We are requesting that all curricula vitae include the following:
Date of birth.
Place of birth.
Social security number.
Title.
Current position.
Professional affiliation.
Home and business address.
Telephone and fax numbers.
E-mail address.
List of areas of expertise.
We are requesting that the nomination letter specify whether the
individual is being nominated for a voting membership (that is, an at-
large member or patient advocate position) or nonvoting membership
(that is, consumer representative or industry representative).

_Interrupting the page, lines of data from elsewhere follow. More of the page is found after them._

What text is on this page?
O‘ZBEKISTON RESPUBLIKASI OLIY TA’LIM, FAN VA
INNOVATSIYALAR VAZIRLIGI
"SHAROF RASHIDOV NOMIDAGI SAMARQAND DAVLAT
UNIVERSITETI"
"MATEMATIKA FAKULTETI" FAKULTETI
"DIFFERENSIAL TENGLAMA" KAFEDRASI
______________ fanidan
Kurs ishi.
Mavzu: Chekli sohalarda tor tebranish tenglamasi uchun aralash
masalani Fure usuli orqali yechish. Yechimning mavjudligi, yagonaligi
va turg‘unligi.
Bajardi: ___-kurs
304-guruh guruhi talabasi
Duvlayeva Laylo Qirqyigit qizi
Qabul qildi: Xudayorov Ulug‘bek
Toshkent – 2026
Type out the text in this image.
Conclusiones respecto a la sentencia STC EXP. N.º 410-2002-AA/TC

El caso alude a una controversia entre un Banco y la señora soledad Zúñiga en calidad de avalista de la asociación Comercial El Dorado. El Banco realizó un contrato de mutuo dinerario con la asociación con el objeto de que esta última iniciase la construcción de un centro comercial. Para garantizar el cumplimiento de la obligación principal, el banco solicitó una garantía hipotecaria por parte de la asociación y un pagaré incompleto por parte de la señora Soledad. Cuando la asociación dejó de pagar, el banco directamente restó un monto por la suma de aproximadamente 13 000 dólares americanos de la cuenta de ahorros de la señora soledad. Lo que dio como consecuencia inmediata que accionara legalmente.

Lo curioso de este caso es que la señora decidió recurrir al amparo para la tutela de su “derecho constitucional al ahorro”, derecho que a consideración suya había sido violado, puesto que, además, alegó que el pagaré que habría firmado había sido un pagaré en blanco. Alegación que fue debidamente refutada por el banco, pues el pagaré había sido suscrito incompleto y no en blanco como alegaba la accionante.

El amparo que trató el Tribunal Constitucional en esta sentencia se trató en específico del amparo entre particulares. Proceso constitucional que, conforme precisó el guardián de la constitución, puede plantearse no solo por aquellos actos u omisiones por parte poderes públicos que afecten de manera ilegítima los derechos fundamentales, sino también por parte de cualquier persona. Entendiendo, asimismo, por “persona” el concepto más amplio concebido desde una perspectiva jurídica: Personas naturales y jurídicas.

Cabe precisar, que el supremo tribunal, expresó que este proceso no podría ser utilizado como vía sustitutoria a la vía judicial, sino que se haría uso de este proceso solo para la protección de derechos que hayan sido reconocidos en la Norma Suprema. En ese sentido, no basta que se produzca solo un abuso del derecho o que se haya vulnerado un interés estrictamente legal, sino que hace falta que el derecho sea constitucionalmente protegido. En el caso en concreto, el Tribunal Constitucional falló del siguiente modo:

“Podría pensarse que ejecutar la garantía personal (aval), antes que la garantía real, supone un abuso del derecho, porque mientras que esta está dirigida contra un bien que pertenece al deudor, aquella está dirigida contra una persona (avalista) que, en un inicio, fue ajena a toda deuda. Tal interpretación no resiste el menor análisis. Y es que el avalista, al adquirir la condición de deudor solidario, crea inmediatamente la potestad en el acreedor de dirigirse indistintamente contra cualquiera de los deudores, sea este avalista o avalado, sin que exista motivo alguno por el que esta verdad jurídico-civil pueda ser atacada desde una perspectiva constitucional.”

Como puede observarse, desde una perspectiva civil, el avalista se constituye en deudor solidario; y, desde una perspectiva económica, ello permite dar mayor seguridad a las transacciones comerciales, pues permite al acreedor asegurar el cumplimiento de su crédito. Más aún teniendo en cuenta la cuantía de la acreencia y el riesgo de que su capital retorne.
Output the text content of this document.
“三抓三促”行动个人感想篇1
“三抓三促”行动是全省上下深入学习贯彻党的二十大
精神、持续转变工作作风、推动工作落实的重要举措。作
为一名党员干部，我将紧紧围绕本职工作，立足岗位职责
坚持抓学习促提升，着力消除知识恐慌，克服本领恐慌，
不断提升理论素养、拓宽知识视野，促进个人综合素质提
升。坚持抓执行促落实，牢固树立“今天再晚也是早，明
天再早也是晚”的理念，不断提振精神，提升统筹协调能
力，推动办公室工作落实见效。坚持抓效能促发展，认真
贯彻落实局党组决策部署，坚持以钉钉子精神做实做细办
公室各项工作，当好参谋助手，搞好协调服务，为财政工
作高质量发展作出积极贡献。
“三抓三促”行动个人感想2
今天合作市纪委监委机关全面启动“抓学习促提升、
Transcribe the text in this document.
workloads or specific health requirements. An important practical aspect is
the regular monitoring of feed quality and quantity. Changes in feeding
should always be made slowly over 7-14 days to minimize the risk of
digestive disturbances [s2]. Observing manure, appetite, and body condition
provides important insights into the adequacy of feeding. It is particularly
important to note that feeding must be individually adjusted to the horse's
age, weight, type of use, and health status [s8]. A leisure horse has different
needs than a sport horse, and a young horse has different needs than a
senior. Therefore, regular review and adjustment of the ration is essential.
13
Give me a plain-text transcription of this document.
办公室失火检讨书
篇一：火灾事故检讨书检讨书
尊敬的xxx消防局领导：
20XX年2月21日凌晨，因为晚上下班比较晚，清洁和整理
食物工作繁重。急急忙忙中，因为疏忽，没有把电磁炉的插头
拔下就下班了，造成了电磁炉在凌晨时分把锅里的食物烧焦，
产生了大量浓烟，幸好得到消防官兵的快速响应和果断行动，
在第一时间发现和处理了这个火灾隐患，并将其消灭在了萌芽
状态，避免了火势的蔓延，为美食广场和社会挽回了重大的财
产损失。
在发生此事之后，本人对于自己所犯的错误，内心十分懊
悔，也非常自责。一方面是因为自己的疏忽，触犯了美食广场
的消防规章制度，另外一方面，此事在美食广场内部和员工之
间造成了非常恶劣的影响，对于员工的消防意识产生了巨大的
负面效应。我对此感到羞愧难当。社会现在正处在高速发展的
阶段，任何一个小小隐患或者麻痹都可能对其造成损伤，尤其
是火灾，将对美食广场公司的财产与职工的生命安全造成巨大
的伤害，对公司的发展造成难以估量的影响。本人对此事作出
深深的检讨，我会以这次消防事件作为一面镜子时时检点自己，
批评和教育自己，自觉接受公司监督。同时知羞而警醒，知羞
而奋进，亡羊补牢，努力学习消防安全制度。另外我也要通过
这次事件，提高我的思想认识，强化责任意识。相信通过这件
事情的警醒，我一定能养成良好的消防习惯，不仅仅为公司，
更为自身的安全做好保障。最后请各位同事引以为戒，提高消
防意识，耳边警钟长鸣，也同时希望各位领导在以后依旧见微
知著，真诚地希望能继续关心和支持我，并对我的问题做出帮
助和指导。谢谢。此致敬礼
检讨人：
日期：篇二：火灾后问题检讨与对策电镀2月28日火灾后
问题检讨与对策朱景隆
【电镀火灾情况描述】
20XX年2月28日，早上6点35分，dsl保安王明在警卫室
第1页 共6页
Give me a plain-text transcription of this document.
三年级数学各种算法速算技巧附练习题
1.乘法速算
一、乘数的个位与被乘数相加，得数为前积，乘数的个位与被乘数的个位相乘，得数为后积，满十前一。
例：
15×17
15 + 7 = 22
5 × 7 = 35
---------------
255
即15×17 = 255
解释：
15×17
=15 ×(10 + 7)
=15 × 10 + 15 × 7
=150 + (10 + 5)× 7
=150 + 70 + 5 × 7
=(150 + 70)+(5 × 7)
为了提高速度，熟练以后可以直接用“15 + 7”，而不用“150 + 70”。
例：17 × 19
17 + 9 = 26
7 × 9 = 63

In order to permit us to evaluate potential sources of conflict of
interest potential candidates will be asked to provide detailed
information regarding financial holdings, consultancies, and research
grants or contracts.
Members are invited to serve for overlapping 4-year terms. A member
may serve after the expiration of the member's term until a successor
takes office. Any interested person may nominate one or more qualified
persons. Self-nominations are also accepted.
You may obtain a copy of the Secretary's Charter for the MedCAC by
submitting a request to the contact listed in the FOR FURTHER
INFORMATION CONTACT section of this notice. You may also review the
charter online at: http://www.cms.hhs.gov/FACA/Downloads/
medcaccharter.pdf.
Authority: 5 U.S.C. App. 2 Section 10(a)(1) and (a)(2). (Catalog
of Federal Domestic Assistance Program No. 93.778, Medicare--
Supplementary Medical Insurance Program)
Dated: January 18, 2008.
Barry M. Straube,
Chief Medical Officer and Director, Office of Clinical Standards and
Quality, Centers for Medicare & Medicaid Services.